Subsequently, as illustrated in FIG. 2C, the SOG 21 is etched back and the first insulating oxide layer 20 is removed to expose the first diffusion preventing metal layer 19.

In this way, since only the first diffusion preventing metal layer 19 and the first insulating oxide film 20 are formed inside the contact hole, it is possible to prevent the generation of voids when the SOG 21 is applied.

Next, as shown in FIG. 2D, the second diffusion barrier metal film 22, the primary metal layer 23 as a wiring metal layer, and the first antireflection metal film 24 are sequentially deposited.

Subsequently, as shown in FIG. 2E, the second insulating oxide film 25, the third diffusion preventing metal film 26, the secondary metal layer 27, which is a wiring metal layer, and the second antireflection metal film 28 are sequentially disposed on the front surface. Deposit.

The first and second anti-reflective metal layers 24 and 28 are formed in consideration of the step coverage, ohmicity, and thermal stability of the primary and secondary metal layers 23 and 27.

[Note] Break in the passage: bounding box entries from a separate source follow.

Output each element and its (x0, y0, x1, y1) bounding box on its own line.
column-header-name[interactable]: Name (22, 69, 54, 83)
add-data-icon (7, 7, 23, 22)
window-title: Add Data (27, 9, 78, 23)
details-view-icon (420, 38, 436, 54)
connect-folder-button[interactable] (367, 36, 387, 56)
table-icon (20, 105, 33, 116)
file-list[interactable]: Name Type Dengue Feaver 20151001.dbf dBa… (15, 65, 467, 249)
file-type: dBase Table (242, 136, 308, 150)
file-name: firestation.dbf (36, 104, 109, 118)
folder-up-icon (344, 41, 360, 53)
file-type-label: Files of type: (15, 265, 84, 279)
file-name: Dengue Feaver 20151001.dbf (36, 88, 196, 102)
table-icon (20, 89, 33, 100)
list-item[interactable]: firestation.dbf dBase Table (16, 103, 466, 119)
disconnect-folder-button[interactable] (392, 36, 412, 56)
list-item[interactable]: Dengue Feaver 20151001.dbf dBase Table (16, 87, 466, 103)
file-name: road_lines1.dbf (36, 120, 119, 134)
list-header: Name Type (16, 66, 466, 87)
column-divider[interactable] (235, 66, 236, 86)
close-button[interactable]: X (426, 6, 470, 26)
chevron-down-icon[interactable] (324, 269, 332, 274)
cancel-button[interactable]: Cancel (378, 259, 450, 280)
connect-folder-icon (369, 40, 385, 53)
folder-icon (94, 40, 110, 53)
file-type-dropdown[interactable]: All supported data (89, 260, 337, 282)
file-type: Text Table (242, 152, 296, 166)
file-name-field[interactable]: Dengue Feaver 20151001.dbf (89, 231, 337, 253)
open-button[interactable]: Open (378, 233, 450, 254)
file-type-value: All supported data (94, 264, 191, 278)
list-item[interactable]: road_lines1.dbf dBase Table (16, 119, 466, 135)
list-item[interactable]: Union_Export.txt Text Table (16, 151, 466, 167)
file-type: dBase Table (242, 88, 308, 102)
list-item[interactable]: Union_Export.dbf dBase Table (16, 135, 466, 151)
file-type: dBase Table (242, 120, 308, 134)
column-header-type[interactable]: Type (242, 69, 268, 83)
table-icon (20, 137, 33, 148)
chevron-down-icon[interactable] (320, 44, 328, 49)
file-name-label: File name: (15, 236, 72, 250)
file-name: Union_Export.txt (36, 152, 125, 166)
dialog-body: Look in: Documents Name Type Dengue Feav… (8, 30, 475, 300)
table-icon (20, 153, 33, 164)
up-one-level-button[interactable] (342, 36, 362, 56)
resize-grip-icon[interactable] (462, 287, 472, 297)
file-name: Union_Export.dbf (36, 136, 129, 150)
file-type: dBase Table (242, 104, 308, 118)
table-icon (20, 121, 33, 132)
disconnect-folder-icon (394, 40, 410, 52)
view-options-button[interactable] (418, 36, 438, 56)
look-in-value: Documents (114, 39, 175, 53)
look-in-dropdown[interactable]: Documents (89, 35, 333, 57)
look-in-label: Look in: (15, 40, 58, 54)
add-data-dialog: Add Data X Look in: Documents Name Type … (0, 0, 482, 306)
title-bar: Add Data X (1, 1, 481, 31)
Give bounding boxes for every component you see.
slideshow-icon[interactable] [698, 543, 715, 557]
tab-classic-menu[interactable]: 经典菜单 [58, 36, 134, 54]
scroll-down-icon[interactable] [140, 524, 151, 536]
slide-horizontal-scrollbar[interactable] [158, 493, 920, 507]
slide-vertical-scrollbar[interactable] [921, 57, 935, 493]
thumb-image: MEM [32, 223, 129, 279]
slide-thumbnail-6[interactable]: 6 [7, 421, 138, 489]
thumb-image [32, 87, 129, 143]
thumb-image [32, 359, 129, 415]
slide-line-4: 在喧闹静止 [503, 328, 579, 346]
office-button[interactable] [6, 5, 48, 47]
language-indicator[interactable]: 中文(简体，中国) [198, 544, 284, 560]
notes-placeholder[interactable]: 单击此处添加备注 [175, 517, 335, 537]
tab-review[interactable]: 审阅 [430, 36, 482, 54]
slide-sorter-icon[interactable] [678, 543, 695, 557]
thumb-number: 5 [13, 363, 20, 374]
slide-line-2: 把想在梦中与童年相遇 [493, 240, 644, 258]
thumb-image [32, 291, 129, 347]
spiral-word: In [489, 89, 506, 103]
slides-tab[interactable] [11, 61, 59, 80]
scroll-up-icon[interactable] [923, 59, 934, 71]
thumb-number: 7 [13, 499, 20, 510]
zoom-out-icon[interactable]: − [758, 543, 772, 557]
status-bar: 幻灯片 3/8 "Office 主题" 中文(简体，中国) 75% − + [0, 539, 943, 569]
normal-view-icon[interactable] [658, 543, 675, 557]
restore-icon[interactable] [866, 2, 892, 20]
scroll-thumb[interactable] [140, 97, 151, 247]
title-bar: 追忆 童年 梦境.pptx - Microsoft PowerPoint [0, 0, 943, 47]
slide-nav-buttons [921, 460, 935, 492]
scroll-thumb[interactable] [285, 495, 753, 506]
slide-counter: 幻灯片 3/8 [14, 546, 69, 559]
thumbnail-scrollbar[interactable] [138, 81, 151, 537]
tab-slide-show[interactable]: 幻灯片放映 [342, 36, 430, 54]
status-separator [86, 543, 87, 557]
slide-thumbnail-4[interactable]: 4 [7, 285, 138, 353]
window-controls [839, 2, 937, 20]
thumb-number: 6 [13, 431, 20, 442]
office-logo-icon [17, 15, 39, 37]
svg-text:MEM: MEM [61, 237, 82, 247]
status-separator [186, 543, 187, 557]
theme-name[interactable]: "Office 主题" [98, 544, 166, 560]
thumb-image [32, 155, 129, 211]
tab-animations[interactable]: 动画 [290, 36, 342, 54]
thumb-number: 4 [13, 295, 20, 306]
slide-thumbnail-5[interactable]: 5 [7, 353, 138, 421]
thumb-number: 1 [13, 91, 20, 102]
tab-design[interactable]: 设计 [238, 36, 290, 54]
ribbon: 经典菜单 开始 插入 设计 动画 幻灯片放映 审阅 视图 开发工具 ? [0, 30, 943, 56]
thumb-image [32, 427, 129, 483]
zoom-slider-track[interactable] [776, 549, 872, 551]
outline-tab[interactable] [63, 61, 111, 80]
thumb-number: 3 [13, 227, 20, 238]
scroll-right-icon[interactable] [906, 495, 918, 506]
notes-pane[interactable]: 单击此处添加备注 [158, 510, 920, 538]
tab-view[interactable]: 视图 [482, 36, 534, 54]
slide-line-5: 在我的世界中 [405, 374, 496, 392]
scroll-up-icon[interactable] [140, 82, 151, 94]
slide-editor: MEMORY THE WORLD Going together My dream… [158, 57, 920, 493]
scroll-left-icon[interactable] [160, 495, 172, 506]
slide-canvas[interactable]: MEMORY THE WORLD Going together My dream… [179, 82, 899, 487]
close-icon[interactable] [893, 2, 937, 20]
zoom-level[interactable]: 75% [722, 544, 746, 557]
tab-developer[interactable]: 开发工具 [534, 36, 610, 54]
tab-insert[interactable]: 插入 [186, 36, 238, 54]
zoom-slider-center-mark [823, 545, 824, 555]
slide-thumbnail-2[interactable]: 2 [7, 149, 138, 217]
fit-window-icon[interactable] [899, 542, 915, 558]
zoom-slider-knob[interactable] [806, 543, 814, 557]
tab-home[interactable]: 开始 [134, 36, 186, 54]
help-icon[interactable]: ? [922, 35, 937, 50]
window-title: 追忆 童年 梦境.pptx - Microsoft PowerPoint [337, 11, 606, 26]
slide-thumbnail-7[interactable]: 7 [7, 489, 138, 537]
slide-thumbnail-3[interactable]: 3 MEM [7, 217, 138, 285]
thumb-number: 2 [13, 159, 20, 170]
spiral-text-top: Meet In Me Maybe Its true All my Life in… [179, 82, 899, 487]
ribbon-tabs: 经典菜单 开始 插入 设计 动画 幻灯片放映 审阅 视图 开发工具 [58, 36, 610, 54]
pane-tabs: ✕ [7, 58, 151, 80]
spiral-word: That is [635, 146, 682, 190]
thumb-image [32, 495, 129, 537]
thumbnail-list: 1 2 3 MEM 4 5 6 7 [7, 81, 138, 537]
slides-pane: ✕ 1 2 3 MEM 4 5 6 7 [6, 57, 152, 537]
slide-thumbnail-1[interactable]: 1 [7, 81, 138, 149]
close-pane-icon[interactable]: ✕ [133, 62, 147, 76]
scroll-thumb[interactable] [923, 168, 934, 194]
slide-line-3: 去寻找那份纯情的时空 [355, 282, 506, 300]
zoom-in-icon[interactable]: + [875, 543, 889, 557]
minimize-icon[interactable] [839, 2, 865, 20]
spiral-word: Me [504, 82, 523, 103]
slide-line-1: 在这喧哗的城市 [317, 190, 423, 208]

As described above, the metal film manufacturing method of the semiconductor device of the present invention suppresses the generation of voids due to good step-coverage, and the etch-back of the SOG which is formed flatly proceeds to the exposure of the diffusion preventing metal film having different selectivity. The end point can be easily set, and the reliability of the product due to build-up during etch back of SOG is minimized, and the metal wiring is improved after flattening, thereby improving reliability.

Claims (5)

Forming a contact hole by patterning the first insulating layer after forming a first insulating layer on the entire surface of the semiconductor substrate on which the gate electrode is formed; a first metal layer and a second metal layer on the first insulating layer including an inner surface of the contact hole Forming an insulating film and a planarizing material in order; etching the back surface of the substrate to expose the first metal film; and forming a wiring metal layer on the front surface of the substrate. Manufacturing method. The method of manufacturing a metal film of a semiconductor device according to claim 1, wherein the first and second insulating films are formed of an oxide film. The method of manufacturing a metal film of a semiconductor device according to claim 1, wherein the first metal film is formed of a diffusion preventing metal film. The method of claim 1, wherein the planarization material is SOG. The method of manufacturing a semiconductor metal film according to claim 1, wherein an antireflective metal film is further formed after the wiring metal layer is formed.